The Justice Department is considering moving terrorism trials out of Manhattan. Reasons for this include not only the problems of security and disruption, but also a broad feeling among Department lawyers that Boston has better chicks, Omaha has better Indian food, and its damn near impossible to get a cab in the Financial District after 6pm.
January 29, 2010
Anti-American avatar Howard Zinn has died, but that hasn’t inhibited his activism. His next book, A People’s History of the Afterlife, will expose the dark underside of Heaven with special attention to the racist and classist implications of cherubs’ clothing as well as a critical reexamination of Satan, inquiring as to whether his depredations were merely understandable reactions to Western colonialism and American hegemony.
Osama bin Laden has issued a statement expressing his concern for global warming and condemning the United States for its role. Though his operations are funded by his inheritence from a construction conglomerate and his 9/11 operations introduced thousands of tons of pollutants and vaporized body parts into the atmosphere, bin Laden’s residence in mountain caves has certainly reduced his personal carbon footprint to the point where he has more credibility as Al Gore does.
As of the time of this snark, it remains unclear whether bin Laden will issue a fatwa against SUVs or whether this is presumed to be covered under his existing sentence of death to all infidels.
January 28, 2010
In a high-water point for the power of oratory, Chris Matthews “forgot [President Obama] was black tonight”. Apparently, the tingle in Matthews’ leg has grown to a buzz loud enough to eliminate his higher brain functions. Obama’s challenge in his next speech is to get people to forget supporters like Chris Matthews even exist at all.
Building on Justice Alito’s famous mouthing, Sen. McCain was seen mouthing, “blame it on Bush”. And Sen. Carl Levin was seen mouthing, “I’m bored” shortly before nodding off to sleep. Incoming Massachusetts Senator Scott Brown also seen mouthing, “Hey! My daughters are still ‘available’, wink, wink, nudge, nudge.” Sen. Al Franken seen mouthing, “who the hell put me right behind the generals? Stinks of Brut and Ben-Gay over here. Ugh.”

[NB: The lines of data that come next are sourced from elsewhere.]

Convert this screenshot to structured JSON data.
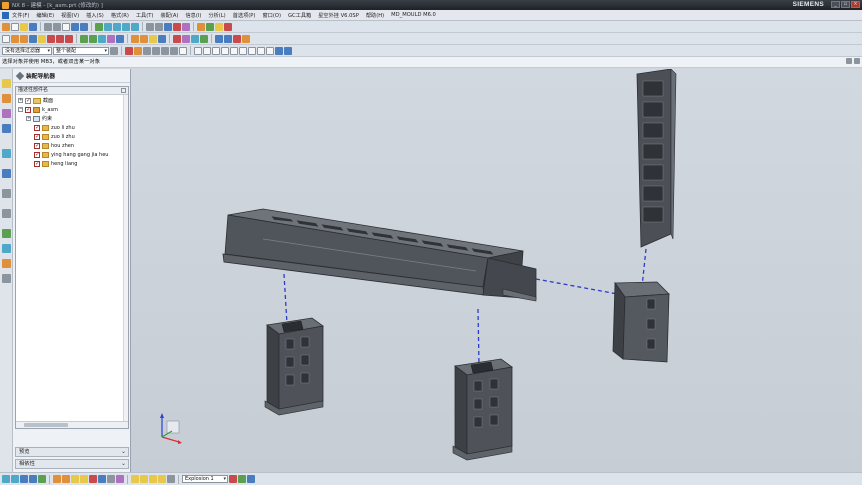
{
  "window": {
    "title": "NX 8 - 建模 - [k_asm.prt (修改的) ]",
    "brand": "SIEMENS"
  },
  "menu": [
    "文件(F)",
    "编辑(E)",
    "视图(V)",
    "插入(S)",
    "格式(R)",
    "工具(T)",
    "装配(A)",
    "信息(I)",
    "分析(L)",
    "首选项(P)",
    "窗口(O)",
    "GC工具箱",
    "星空外挂 V6.0SP",
    "帮助(H)",
    "MD_MOULD M6.0"
  ],
  "toolbars": {
    "filter_value": "没有选择过滤器",
    "scope_value": "整个装配",
    "explosion_value": "Explosion 1"
  },
  "cue": "选择对象并使用 MB3，或者双击某一对象",
  "navigator": {
    "title": "装配导航器",
    "column_header": "描述性部件名",
    "items": [
      {
        "label": "截面",
        "depth": 0,
        "icon": "folder",
        "checked": false,
        "expander": "+"
      },
      {
        "label": "k_asm",
        "depth": 0,
        "icon": "assembly",
        "checked": true,
        "expander": "-"
      },
      {
        "label": "约束",
        "depth": 1,
        "icon": "constraint",
        "checked": false,
        "expander": "+"
      },
      {
        "label": "zuo li zhu",
        "depth": 2,
        "icon": "component",
        "checked": true,
        "expander": ""
      },
      {
        "label": "zuo li zhu",
        "depth": 2,
        "icon": "component",
        "checked": true,
        "expander": ""
      },
      {
        "label": "hou zhen",
        "depth": 2,
        "icon": "component",
        "checked": true,
        "expander": ""
      },
      {
        "label": "ying hang gang jia heu",
        "depth": 2,
        "icon": "component",
        "checked": true,
        "expander": ""
      },
      {
        "label": "heng liang",
        "depth": 2,
        "icon": "component",
        "checked": true,
        "expander": ""
      }
    ],
    "panels": [
      "预览",
      "相依性"
    ]
  },
  "colors": {
    "viewport_bg": "#cbd1d9",
    "part_dark": "#4c5056",
    "part_light": "#6f747b",
    "explosion_line": "#2c3cc8"
  }
}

Pro-lifers outnumber pro-choicers 500-to-1 at an abortion rally in San Francisco. Said one frustrated pro-choicer, “those bastards just keep breeding faster than us. It’s not fair.”
California voters support cutting prison spending instead of education spending. However, because the primary purpose of prison in California is to teach criminals how to be better criminals, lawmakers cleverly plan to cut prison funding and direct the proceeds back into prisons.

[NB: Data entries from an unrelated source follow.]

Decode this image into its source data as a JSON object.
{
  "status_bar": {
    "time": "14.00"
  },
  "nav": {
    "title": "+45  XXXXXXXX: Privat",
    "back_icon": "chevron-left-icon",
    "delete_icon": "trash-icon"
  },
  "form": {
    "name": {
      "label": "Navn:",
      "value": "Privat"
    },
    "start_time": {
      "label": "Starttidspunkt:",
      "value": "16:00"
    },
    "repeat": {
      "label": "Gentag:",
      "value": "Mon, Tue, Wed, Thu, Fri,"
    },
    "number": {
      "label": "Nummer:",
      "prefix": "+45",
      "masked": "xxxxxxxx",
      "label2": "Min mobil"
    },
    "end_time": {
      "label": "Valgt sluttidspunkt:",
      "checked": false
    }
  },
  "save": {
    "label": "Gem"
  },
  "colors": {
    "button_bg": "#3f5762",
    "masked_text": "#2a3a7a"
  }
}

Justice Alito seen mouthing “not true” in response to President Obama’s claim about Citizen’s United. Justice Breyer seen mouthing “OMG!!!! He iz sooooo cute!!!! LOLZZZZ!!!!” Justice Scalia seen mouthing a dinner order for filet mignon, medium-rare. Justice Stevens seen just gumming himself quietly.
January 27, 2010
Progressives in the House are pressuring Senate Majority Leader Harry Reid to save the health care bill by modifying it to make it even less popular than the current bill. Next on the Senate agenda: Mandatory remedial math courses for House progressives.